In 2007, Paul spent hours searching by helicopter for the ideal area to build the Landmark Event Centre in Lagos before spotting a prime site at Victoria Island. The land was undeveloped coastal terrain in one of Lagos's most prestigious corridors — the kind of land that others had looked at and seen obstacles. Paul looked and saw a destination.
After negotiating with the local royal family, he secured the land for $14 million. Then came the work. Not just construction — transformation. The vision was to build something Lagos had never seen: a fully integrated mixed-use development combining premium office space, leisure, hospitality, and retail in a single beachfront ecosystem.

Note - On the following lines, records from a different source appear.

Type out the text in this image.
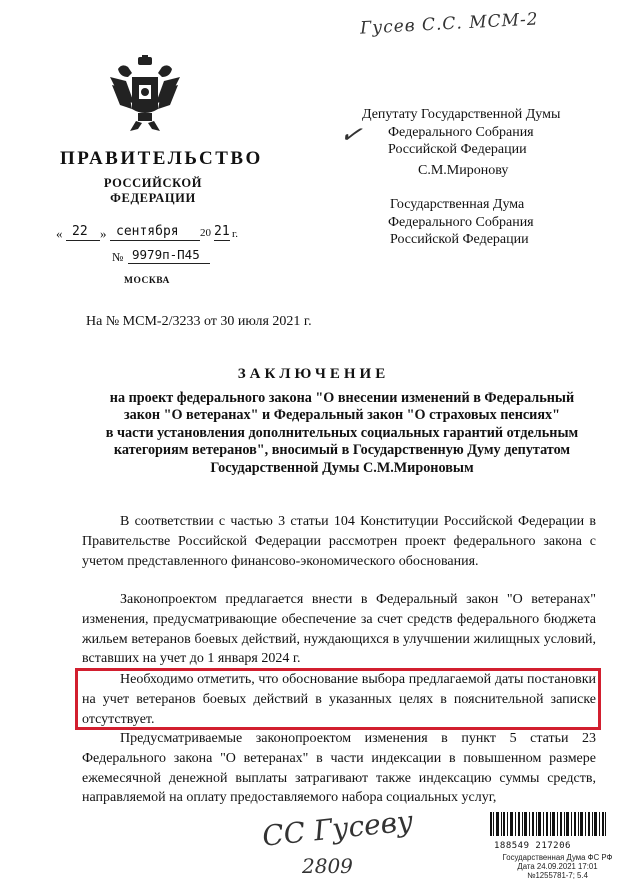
Гусев С.С. МСМ-2
ПРАВИТЕЛЬСТВО
РОССИЙСКОЙ ФЕДЕРАЦИИ
« 22 » сентября 20 21 г.
№ 9979п-П45
МОСКВА
✓
Депутату Государственной Думы
Федерального Собрания
Российской Федерации
С.М.Миронову
Государственная Дума
Федерального Собрания
Российской Федерации
На № МСМ-2/3233 от 30 июля 2021 г.
ЗАКЛЮЧЕНИЕ
на проект федерального закона "О внесении изменений в Федеральный
закон "О ветеранах" и Федеральный закон "О страховых пенсиях"
в части установления дополнительных социальных гарантий отдельным
категориям ветеранов", вносимый в Государственную Думу депутатом
Государственной Думы С.М.Мироновым

В соответствии с частью 3 статьи 104 Конституции Российской Федерации в Правительстве Российской Федерации рассмотрен проект федерального закона с учетом представленного финансово-экономического обоснования.

Законопроектом предлагается внести в Федеральный закон "О ветеранах" изменения, предусматривающие обеспечение за счет средств федерального бюджета жильем ветеранов боевых действий, нуждающихся в улучшении жилищных условий, вставших на учет до 1 января 2024 г.

Необходимо отметить, что обоснование выбора предлагаемой даты постановки на учет ветеранов боевых действий в указанных целях в пояснительной записке отсутствует.

Предусматриваемые законопроектом изменения в пункт 5 статьи 23 Федерального закона "О ветеранах" в части индексации в повышенном размере ежемесячной денежной выплаты затрагивают также индексацию суммы средств, направляемой на оплату предоставляемого набора социальных услуг,

СС Гусеву
2809
188549 217206
Государственная Дума ФС РФ
Дата 24.09.2021 17:01
№1255781-7; 5.4
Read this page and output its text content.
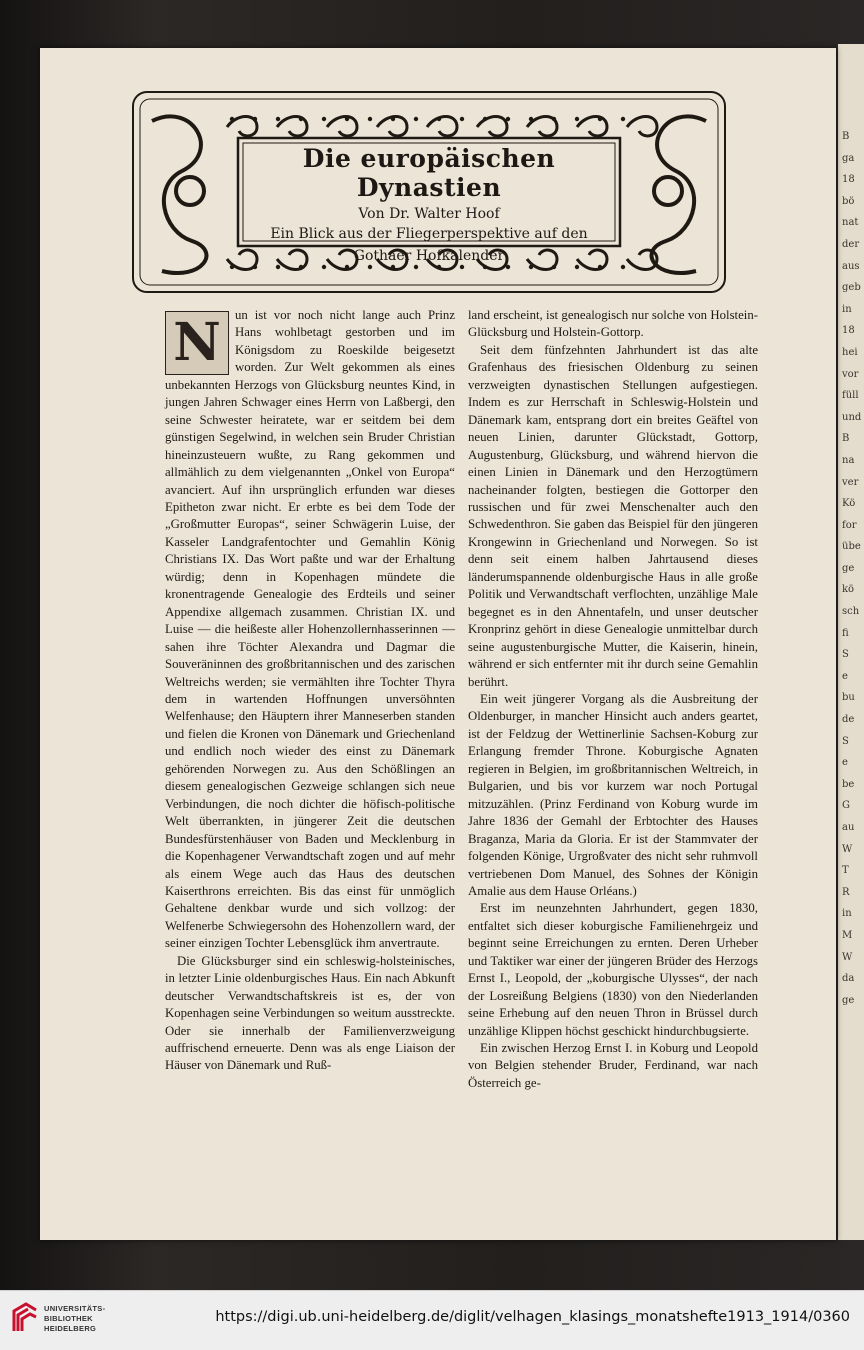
B
ga
18
bö
nat
der
aus
geb
in
18
hei
vor
füll
und
B
na
ver
Kö
for
übe
ge
kö
sch
fi
S
e
bu
de
S
e
be
G
au
W
T
R
in
M
W
da
ge
Die europäischen Dynastien
Von Dr. Walter Hoof
Ein Blick aus der Fliegerperspektive auf den
Gothaer Hofkalender
N	un ist vor noch nicht lange auch Prinz Hans wohlbetagt gestorben und im Königsdom zu Roeskilde beigesetzt worden. Zur Welt gekommen als eines unbekannten Herzogs von Glücksburg neuntes Kind, in jungen Jahren Schwager eines Herrn von Laßbergi, den seine Schwester heiratete, war er seitdem bei dem günstigen Segelwind, in welchen sein Bruder Christian hineinzusteuern wußte, zu Rang gekommen und allmählich zu dem vielgenannten „Onkel von Europa“ avanciert. Auf ihn ursprünglich erfunden war dieses Epitheton zwar nicht. Er erbte es bei dem Tode der „Großmutter Europas“, seiner Schwägerin Luise, der Kasseler Landgrafentochter und Gemahlin König Christians IX. Das Wort paßte und war der Erhaltung würdig; denn in Kopenhagen mündete die kronentragende Genealogie des Erdteils und seiner Appendixe allgemach zusammen. Christian IX. und Luise — die heißeste aller Hohenzollernhasserinnen — sahen ihre Töchter Alexandra und Dagmar die Souveräninnen des großbritannischen und des zarischen Weltreichs werden; sie vermählten ihre Tochter Thyra dem in wartenden Hoffnungen unversöhnten Welfenhause; den Häuptern ihrer Manneserben standen und fielen die Kronen von Dänemark und Griechenland und endlich noch wieder des einst zu Dänemark gehörenden Norwegen zu. Aus den Schößlingen an diesem genealogischen Gezweige schlangen sich neue Verbindungen, die noch dichter die höfisch-politische Welt überrankten, in jüngerer Zeit die deutschen Bundesfürstenhäuser von Baden und Mecklenburg in die Kopenhagener Verwandtschaft zogen und auf mehr als einem Wege auch das Haus des deutschen Kaiserthrons erreichten. Bis das einst für unmöglich Gehaltene denkbar wurde und sich vollzog: der Welfenerbe Schwiegersohn des Hohenzollern ward, der seiner einzigen Tochter Lebensglück ihm anvertraute.

Die Glücksburger sind ein schleswig-holsteinisches, in letzter Linie oldenburgisches Haus. Ein nach Abkunft deutscher Verwandtschaftskreis ist es, der von Kopenhagen seine Verbindungen so weitum ausstreckte. Oder sie innerhalb der Familienverzweigung auffrischend erneuerte. Denn was als enge Liaison der Häuser von Dänemark und Ruß-

land erscheint, ist genealogisch nur solche von Holstein-Glücksburg und Holstein-Gottorp.

Seit dem fünfzehnten Jahrhundert ist das alte Grafenhaus des friesischen Oldenburg zu seinen verzweigten dynastischen Stellungen aufgestiegen. Indem es zur Herrschaft in Schleswig-Holstein und Dänemark kam, entsprang dort ein breites Geäftel von neuen Linien, darunter Glückstadt, Gottorp, Augustenburg, Glücksburg, und während hiervon die einen Linien in Dänemark und den Herzogtümern nacheinander folgten, bestiegen die Gottorper den russischen und für zwei Menschenalter auch den Schwedenthron. Sie gaben das Beispiel für den jüngeren Krongewinn in Griechenland und Norwegen. So ist denn seit einem halben Jahrtausend dieses länderumspannende oldenburgische Haus in alle große Politik und Verwandtschaft verflochten, unzählige Male begegnet es in den Ahnentafeln, und unser deutscher Kronprinz gehört in diese Genealogie unmittelbar durch seine augustenburgische Mutter, die Kaiserin, hinein, während er sich entfernter mit ihr durch seine Gemahlin berührt.

Ein weit jüngerer Vorgang als die Ausbreitung der Oldenburger, in mancher Hinsicht auch anders geartet, ist der Feldzug der Wettinerlinie Sachsen-Koburg zur Erlangung fremder Throne. Koburgische Agnaten regieren in Belgien, im großbritannischen Weltreich, in Bulgarien, und bis vor kurzem war noch Portugal mitzuzählen. (Prinz Ferdinand von Koburg wurde im Jahre 1836 der Gemahl der Erbtochter des Hauses Braganza, Maria da Gloria. Er ist der Stammvater der folgenden Könige, Urgroßvater des nicht sehr ruhmvoll vertriebenen Dom Manuel, des Sohnes der Königin Amalie aus dem Hause Orléans.)

Erst im neunzehnten Jahrhundert, gegen 1830, entfaltet sich dieser koburgische Familienehrgeiz und beginnt seine Erreichungen zu ernten. Deren Urheber und Taktiker war einer der jüngeren Brüder des Herzogs Ernst I., Leopold, der „koburgische Ulysses“, der nach der Losreißung Belgiens (1830) von den Niederlanden seine Erhebung auf den neuen Thron in Brüssel durch unzählige Klippen höchst geschickt hindurchbugsierte.

Ein zwischen Herzog Ernst I. in Koburg und Leopold von Belgien stehender Bruder, Ferdinand, war nach Österreich ge-

UNIVERSITÄTS-
BIBLIOTHEK
HEIDELBERG
https://digi.ub.uni-heidelberg.de/diglit/velhagen_klasings_monatshefte1913_1914/0360
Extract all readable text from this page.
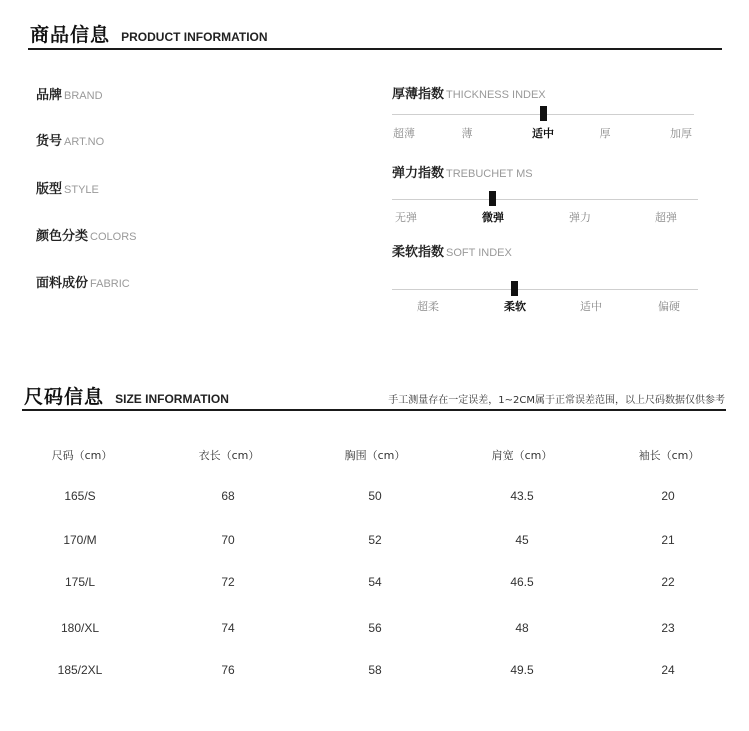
商品信息 PRODUCT INFORMATION
品牌 BRAND
货号 ART.NO
版型 STYLE
颜色分类 COLORS
面料成份 FABRIC
厚薄指数 THICKNESS INDEX
超薄	薄	适中	厚	加厚
弹力指数 TREBUCHET MS
无弹	微弹	弹力	超弹
柔软指数 SOFT INDEX
超柔	柔软	适中	偏硬
尺码信息 SIZE INFORMATION	手工测量存在一定误差，1~2CM属于正常误差范围，以上尺码数据仅供参考
尺码（cm）	衣长（cm）	胸围（cm）	肩宽（cm）	袖长（cm）
165/S	68	50	43.5	20
170/M	70	52	45	21
175/L	72	54	46.5	22
180/XL	74	56	48	23
185/2XL	76	58	49.5	24
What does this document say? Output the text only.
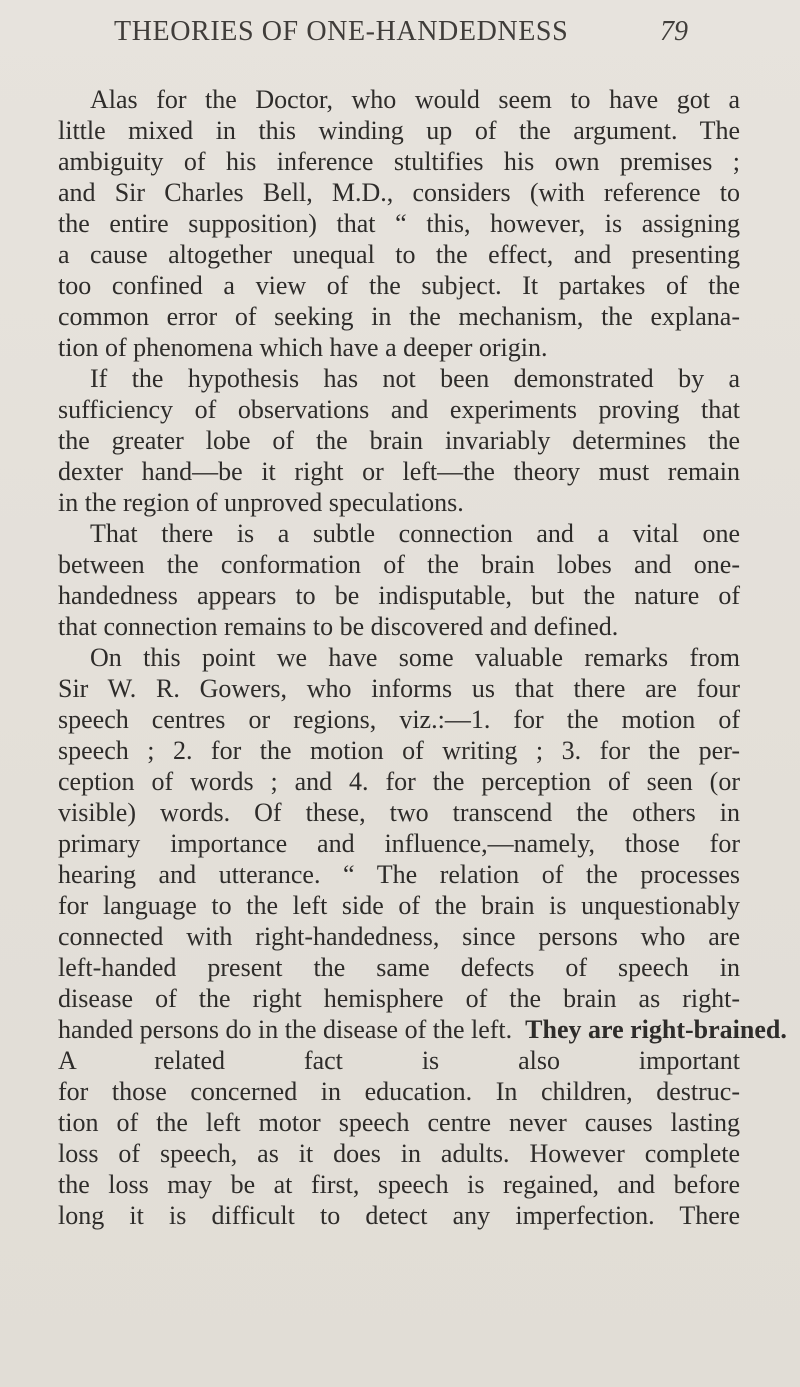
THEORIES OF ONE-HANDEDNESS	79
Alas for the Doctor, who would seem to have got a
little mixed in this winding up of the argument. The
ambiguity of his inference stultifies his own premises ;
and Sir Charles Bell, M.D., considers (with reference to
the entire supposition) that “ this, however, is assigning
a cause altogether unequal to the effect, and presenting
too confined a view of the subject. It partakes of the
common error of seeking in the mechanism, the explana-
tion of phenomena which have a deeper origin.
If the hypothesis has not been demonstrated by a
sufficiency of observations and experiments proving that
the greater lobe of the brain invariably determines the
dexter hand—be it right or left—the theory must remain
in the region of unproved speculations.
That there is a subtle connection and a vital one
between the conformation of the brain lobes and one-
handedness appears to be indisputable, but the nature of
that connection remains to be discovered and defined.
On this point we have some valuable remarks from
Sir W. R. Gowers, who informs us that there are four
speech centres or regions, viz.:—1. for the motion of
speech ; 2. for the motion of writing ; 3. for the per-
ception of words ; and 4. for the perception of seen (or
visible) words. Of these, two transcend the others in
primary importance and influence,—namely, those for
hearing and utterance. “ The relation of the processes
for language to the left side of the brain is unquestionably
connected with right-handedness, since persons who are
left-handed present the same defects of speech in
disease of the right hemisphere of the brain as right-
handed persons do in the disease of the left. They are right-brained.
A related fact is also important
for those concerned in education. In children, destruc-
tion of the left motor speech centre never causes lasting
loss of speech, as it does in adults. However complete
the loss may be at first, speech is regained, and before
long it is difficult to detect any imperfection. There
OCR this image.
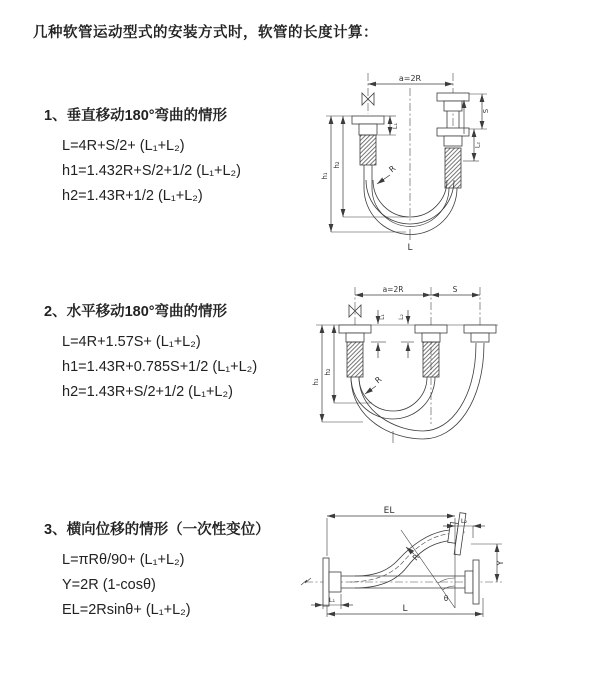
几种软管运动型式的安装方式时，软管的长度计算：
1、垂直移动180°弯曲的情形
L=4R+S/2+ (L₁+L₂)
h1=1.432R+S/2+1/2 (L₁+L₂)
h2=1.43R+1/2 (L₁+L₂)
2、水平移动180°弯曲的情形
L=4R+1.57S+ (L₁+L₂)
h1=1.43R+0.785S+1/2 (L₁+L₂)
h2=1.43R+S/2+1/2 (L₁+L₂)
3、横向位移的情形（一次性变位）
L=πRθ/90+ (L₁+L₂)
Y=2R (1-cosθ)
EL=2Rsinθ+ (L₁+L₂)
a=2R
S
L₂
L₁
h₁
h₂	R
L
a=2R	S
L₁ L₂
h₁
h₂
R
EL
L₂
Y
θ
R
L₁
L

Over the following years, that vision became concrete — literally. The result was the Landmark Village — a 4-hectare mixed-use site along the Atlantic Ocean beachfront in Victoria Island, envisioned to emulate world-renowned destinations like Rosebank in Johannesburg, the Helmsley building in New York, and Canary Wharf in London.
The numbers that followed were remarkable. Landmark Lagos grew to cater to 200,000 visitors monthly. By 2023, the site was attracting over 3.5 million visitors annually. The Landmark Beach was recognised as the most popular business and lifestyle location on the West African coast by the BBC, Euromoney, and the African Property Investment Summit. In 2023, the Lonely Planet travel guide listed it among Nigeria's best seven beaches.
These are not Nigerian metrics. These are global benchmarks.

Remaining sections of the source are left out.